PITUITARY, vol.25, no.3, pp.486-495, 2022 (SCI-Expanded) identifier identifier identifier

  • Publication Type: Article / Article
  • Volume: 25 Issue: 3
  • Publication Date: 2022
  • Doi Number: 10.1007/s11102-022-01216-0
  • Journal Name: PITUITARY
  • Journal Indexes: Science Citation Index Expanded (SCI-EXPANDED), Scopus, EMBASE, MEDLINE
  • Page Numbers: pp.486-495
  • Keywords: Machine learning, Acromegaly, Prognosis, Somatostatin receptor ligand, ENDOSCOPIC TRANSSPHENOIDAL SURGERY, SECRETING PITUITARY-ADENOMAS, SOMATOSTATIN ANALOGS, MODERN CRITERIA, HORMONE, PREDICTORS, REMISSION, CURE, COMPLICATIONS, EPIDEMIOLOGY
  • Istanbul University Affiliated: Yes

Abstract

Objective To develop machine learning (ML) models that predict postoperative remission, remission at last visit, and resistance to somatostatin receptor ligands (SRL) in patients with acromegaly and to determine the clinical features associated with the prognosis.

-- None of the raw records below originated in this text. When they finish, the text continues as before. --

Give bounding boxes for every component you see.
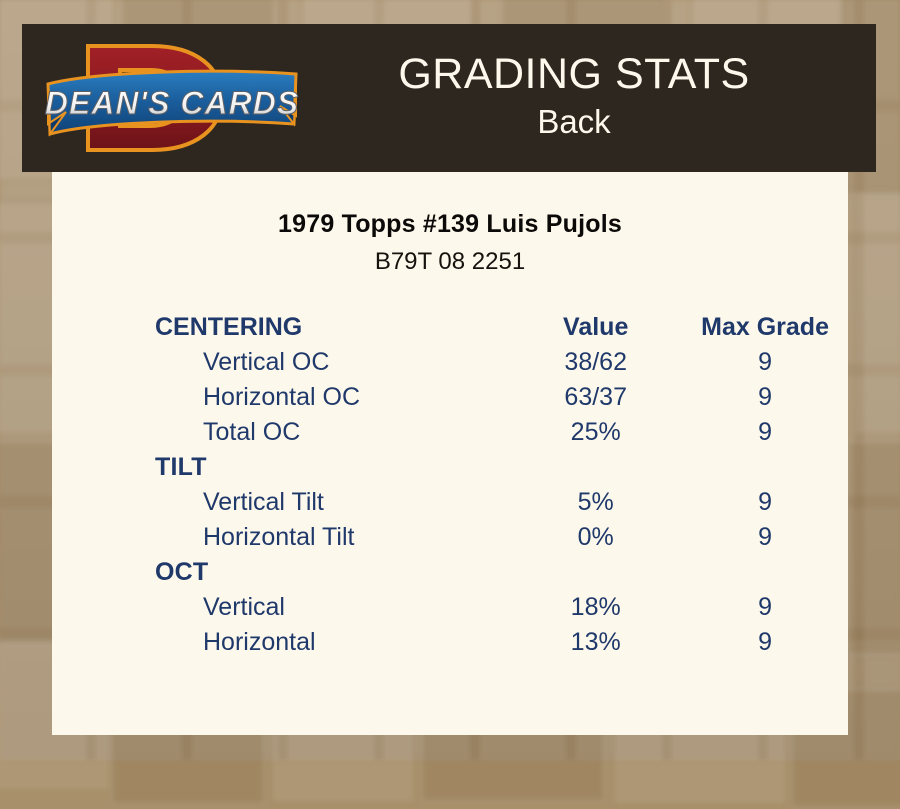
table-header-row: CENTERING Value Max Grade <box>52 310 848 345</box>
grading-stats-table: CENTERING Value Max Grade Vertical OC38/… <box>52 310 848 660</box>
stats-row-label: Vertical OC <box>52 345 509 380</box>
stats-group-row: OCT <box>52 555 848 590</box>
logo-wordmark: DEAN'S CARDS <box>45 85 299 121</box>
column-header-max-grade: Max Grade <box>682 310 848 345</box>
stats-group-spacer <box>682 555 848 590</box>
deans-cards-logo[interactable]: DEAN'S CARDS <box>44 32 302 164</box>
table-row: Horizontal OC63/379 <box>52 380 848 415</box>
stats-row-label: Total OC <box>52 415 509 450</box>
stats-group-label: OCT <box>52 555 509 590</box>
stats-row-label: Horizontal <box>52 625 509 660</box>
stats-row-max-grade: 9 <box>682 485 848 520</box>
page-title: GRADING STATS <box>302 49 846 99</box>
stats-group-spacer <box>509 555 682 590</box>
stats-row-value: 0% <box>509 520 682 555</box>
stats-row-max-grade: 9 <box>682 415 848 450</box>
stats-row-label: Vertical Tilt <box>52 485 509 520</box>
page-subtitle: Back <box>302 101 846 143</box>
table-row: Horizontal Tilt0%9 <box>52 520 848 555</box>
stats-row-value: 63/37 <box>509 380 682 415</box>
stats-row-value: 25% <box>509 415 682 450</box>
stats-row-label: Horizontal Tilt <box>52 520 509 555</box>
stats-row-max-grade: 9 <box>682 590 848 625</box>
stats-row-value: 18% <box>509 590 682 625</box>
deans-cards-logo-icon: DEAN'S CARDS <box>44 32 302 164</box>
stats-row-max-grade: 9 <box>682 625 848 660</box>
stats-row-max-grade: 9 <box>682 345 848 380</box>
stats-row-label: Vertical <box>52 590 509 625</box>
table-row: Vertical18%9 <box>52 590 848 625</box>
table-row: Horizontal13%9 <box>52 625 848 660</box>
table-row: Total OC25%9 <box>52 415 848 450</box>
stats-group-spacer <box>682 450 848 485</box>
app-root: DEAN'S CARDS GRADING STATS Back 1979 Top… <box>0 0 900 760</box>
stats-row-value: 5% <box>509 485 682 520</box>
card-serial-number: B79T 08 2251 <box>52 248 848 276</box>
stats-group-spacer <box>509 450 682 485</box>
background-card-thumb <box>846 440 900 656</box>
column-header-value: Value <box>509 310 682 345</box>
background-card-thumb <box>852 190 900 436</box>
page-header: DEAN'S CARDS GRADING STATS Back <box>22 24 876 172</box>
stats-row-label: Horizontal OC <box>52 380 509 415</box>
column-header-section: CENTERING <box>52 310 509 345</box>
table-row: Vertical Tilt5%9 <box>52 485 848 520</box>
stats-group-label: TILT <box>52 450 509 485</box>
stats-row-max-grade: 9 <box>682 520 848 555</box>
stats-row-value: 38/62 <box>509 345 682 380</box>
header-title-block: GRADING STATS Back <box>302 49 876 143</box>
content-panel: 1979 Topps #139 Luis Pujols B79T 08 2251… <box>52 172 848 735</box>
card-title: 1979 Topps #139 Luis Pujols <box>52 210 848 239</box>
stats-row-max-grade: 9 <box>682 380 848 415</box>
stats-group-row: TILT <box>52 450 848 485</box>
table-row: Vertical OC38/629 <box>52 345 848 380</box>
stats-row-value: 13% <box>509 625 682 660</box>
stats-table-head: CENTERING Value Max Grade <box>52 310 848 345</box>
stats-table-body: Vertical OC38/629Horizontal OC63/379Tota… <box>52 345 848 660</box>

Methods We studied outcomes using the area under the receiver operating characteristics (AUROC) values, which were reported as the performance metric. To determine the importance of each feature and easy interpretation, Shapley Additive explanations (SHAP) values, which help explain the outputs of ML models, are used. Results One-hundred fifty-two patients with acromegaly were included in the final analysis. The mean AUROC values resulting from 100 independent replications were 0.728 for postoperative 3 months remission status classification, 0.879 for remission at last visit classification, and 0.753 for SRL resistance status classification. Extreme gradient boosting model demonstrated that preoperative growth hormone (GH) level, age at operation, and preoperative tumor size were the most important predictors for early remission; resistance to SRL and preoperative tumor size represented the most important predictors of remission at last visit, and postoperative 3-month insulin-like growth factor 1 (IGF1) and GH levels (random and nadir) together with the sparsely granulated somatotroph adenoma subtype served as the most important predictors of SRL resistance. Conclusions ML models may serve as valuable tools in the prediction of remission and SRL resistance.